To ascertain the cash or near-cash deposits of foreign investors in South Africa the net foreign transactions as reported by the Bond Exchange of South Africa (BESA) and net foreign transactions in equities were subtracted from the net foreign direct investment inflows into South Africa.
From that it was clear that while equities and bonds were sold on the local bourses the proceeds remained in the country. It is also evident that the cash or near cash is used to purchase South African equities and bonds.
The net inflows of cash and other direct investment is positively correlated with interest rate differentials between South Africa and developed economies such as the United States and Eurozone. Foreign investors held vast amounts of cash since the 3-month interest rate gap between South Africa and the US opened up as the country had to maintain a relatively high interest rate in order to attract foreign capital order to fund the current account deficit. Unfortunately most of the cash and other direct investment inflows were in fact the proceeds of foreign investors’ net sales of South African equities and bonds as recorded by the JSE and BESA.
Although Cyrilnomics is likely to improve consumer and business confidence the very tight budget is likely to dampen sentiment and economic growth. The only tool left to help the economy along is a softer stance by the SA Reserve Bank’s monetary policy committee by cutting lending rates. However, in light of the prospect of rising interest rates in developing countries the gap between the country’s interest rates and that of the major economies is likely to decrease further with the result that the net cash and other direct inflows are likely to turn negative as foreign investors find favour in South African equities and bonds.
From experience we know that when tighter monetary policies in developed markets begin to slow global economic growth emerging market assets such as government bonds, equities and currencies are the first to feel the bite as investors turn risk averse. The window of opportunity for the “new” government is therefore limited as, unfortunately, the gap between South Africa’s interest rates and those of developed economies are likely to widen again later this year.

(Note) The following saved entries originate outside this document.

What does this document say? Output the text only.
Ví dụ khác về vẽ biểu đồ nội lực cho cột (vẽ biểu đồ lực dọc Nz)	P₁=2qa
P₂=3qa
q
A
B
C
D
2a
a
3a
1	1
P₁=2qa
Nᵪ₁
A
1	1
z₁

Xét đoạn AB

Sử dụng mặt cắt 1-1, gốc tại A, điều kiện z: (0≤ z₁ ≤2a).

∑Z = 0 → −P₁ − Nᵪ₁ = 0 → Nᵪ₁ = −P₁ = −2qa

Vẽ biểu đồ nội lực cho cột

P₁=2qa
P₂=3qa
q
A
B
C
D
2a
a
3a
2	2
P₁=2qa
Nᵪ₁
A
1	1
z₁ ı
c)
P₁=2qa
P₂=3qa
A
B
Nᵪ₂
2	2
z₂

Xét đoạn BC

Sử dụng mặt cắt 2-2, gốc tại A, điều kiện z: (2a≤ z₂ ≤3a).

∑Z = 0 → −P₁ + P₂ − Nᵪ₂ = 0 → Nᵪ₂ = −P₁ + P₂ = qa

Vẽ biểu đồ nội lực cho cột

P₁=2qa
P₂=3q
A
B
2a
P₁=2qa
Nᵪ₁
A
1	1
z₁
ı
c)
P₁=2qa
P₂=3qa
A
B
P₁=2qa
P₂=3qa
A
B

So, yes, the South African investor should be aware that Cinderella Cyrilnomics is likely to peter out in coming months as we join other economies and markets at a relatively late stage in the global economy that precedes a “risk off” investment strategy. The rand and South African long-dated bond yields have therefore probably seen their best levels while the underperformance of global equity markets in terms of rand is probably over.